Nesse sentido, existem dúvidas sobre a linearidade no processo de realocação dos recursos, os riscos atrelados ao abastecimento e se o acesso aos principais medicamentos é factível. A dissolução da capacidade própria pode afetar significativamente a população mais vulnerável. Em um cenário de crise, a situação é ainda mais crítica, a estrutura ocupacional poderá agravar o quadro.
Conforme tabela 1, hoje, a população economicamente ativa (PEA) que demanda o Farmácia Popular e assegura estabilidade social aos seus dependentes dentro da população inativa futuramente necessitará muito mais do programa, dado que uma parte dela se descolocará ao estrato dos desocupados, caso a crise não seja revertida.
As zonas urbanas serão as primeiras a sofrer com o aumento da demanda, porque, em média, os problemas laborais surtem efeitos diretos no estado de saúde dos trabalhadores. Os espaços urbanos, onde se aglomeram os maiores contingentes humanos, terão de enfrentar as pressões com a queda da qualidade de vida. E a locomoção intra-urbana, cada vez mais, surgirá como fator restritivo para o acesso aos cuidados de saúde. Nos últimos anos, o transporte vem ganhando maior peso no orçamento das famílias, principalmente nos estratos inferiores de renda, com aproximadamente 18% (Pesquisa de Orçamento Familiar – 2009). Isto significa que os custos indiretos da saúde estão em trajetória ascendente e podem dificultar o acesso da população aos pontos de saúde mais distantes das suas respectivas residências.
A ausência da capacidade instalada é temerosa e o impacto pode ser rapidamente percebido. Neste quesito, novamente, a cidade de São Paulo protagonizou uma prévia do que deve acontecer no país. Num movimento brusco, o atual prefeito sugeriu o fechamento dos estabelecimentos próprios do Farmácia Popular. A reação da população foi quase que instantânea nas regiões periféricas da cidade e levou o gestor municipal a suspender a medida.
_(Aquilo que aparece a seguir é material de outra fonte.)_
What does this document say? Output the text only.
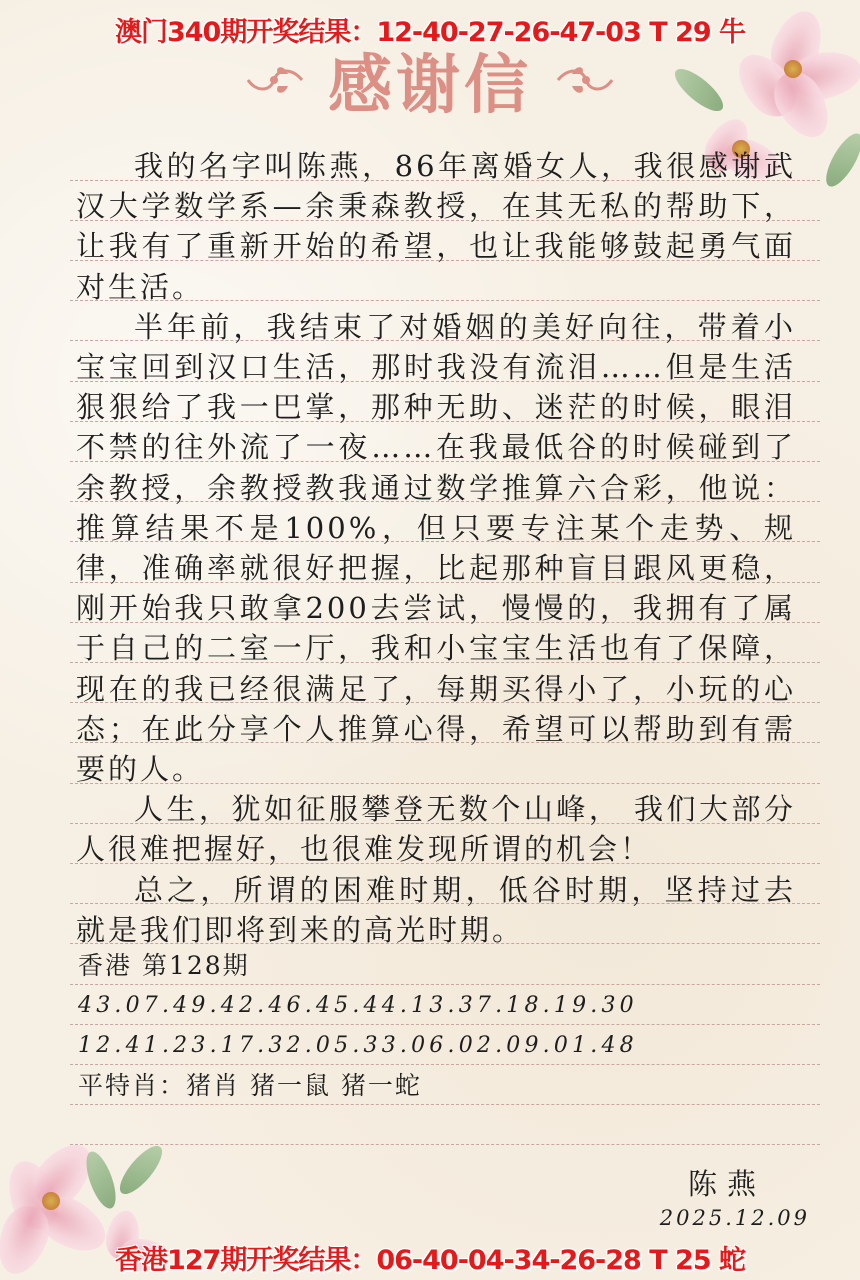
澳门340期开奖结果：12-40-27-26-47-03 T 29 牛
感谢信

我的名字叫陈燕，86年离婚女人，我很感谢武汉大学数学系—余秉森教授，在其无私的帮助下，让我有了重新开始的希望，也让我能够鼓起勇气面对生活。

半年前，我结束了对婚姻的美好向往，带着小宝宝回到汉口生活，那时我没有流泪……但是生活狠狠给了我一巴掌，那种无助、迷茫的时候，眼泪不禁的往外流了一夜……在我最低谷的时候碰到了余教授，余教授教我通过数学推算六合彩，他说：推算结果不是100%，但只要专注某个走势、规律，准确率就很好把握，比起那种盲目跟风更稳，刚开始我只敢拿200去尝试，慢慢的，我拥有了属于自己的二室一厅，我和小宝宝生活也有了保障，现在的我已经很满足了，每期买得小了，小玩的心态；在此分享个人推算心得，希望可以帮助到有需要的人。

人生，犹如征服攀登无数个山峰， 我们大部分人很难把握好，也很难发现所谓的机会！

总之，所谓的困难时期，低谷时期，坚持过去就是我们即将到来的高光时期。

香港 第128期
43.07.49.42.46.45.44.13.37.18.19.30
12.41.23.17.32.05.33.06.02.09.01.48
平特肖：猪肖 猪一鼠 猪一蛇
陈燕
2025.12.09
香港127期开奖结果：06-40-04-34-26-28 T 25 蛇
E é compreensível essa reação. Ao analisar o mapa 2, fica evidente o baixo nível quantitativo das farmácias populares na cidade e região metropolitana, todavia essas são fundamentais para o acesso da população. A cobertura das unidades próprias está voltada exatamente para os locais de menor renda média domiciliar, garantindo, mesmo que de forma limitada, o acesso as comunidades mais vulneráveis.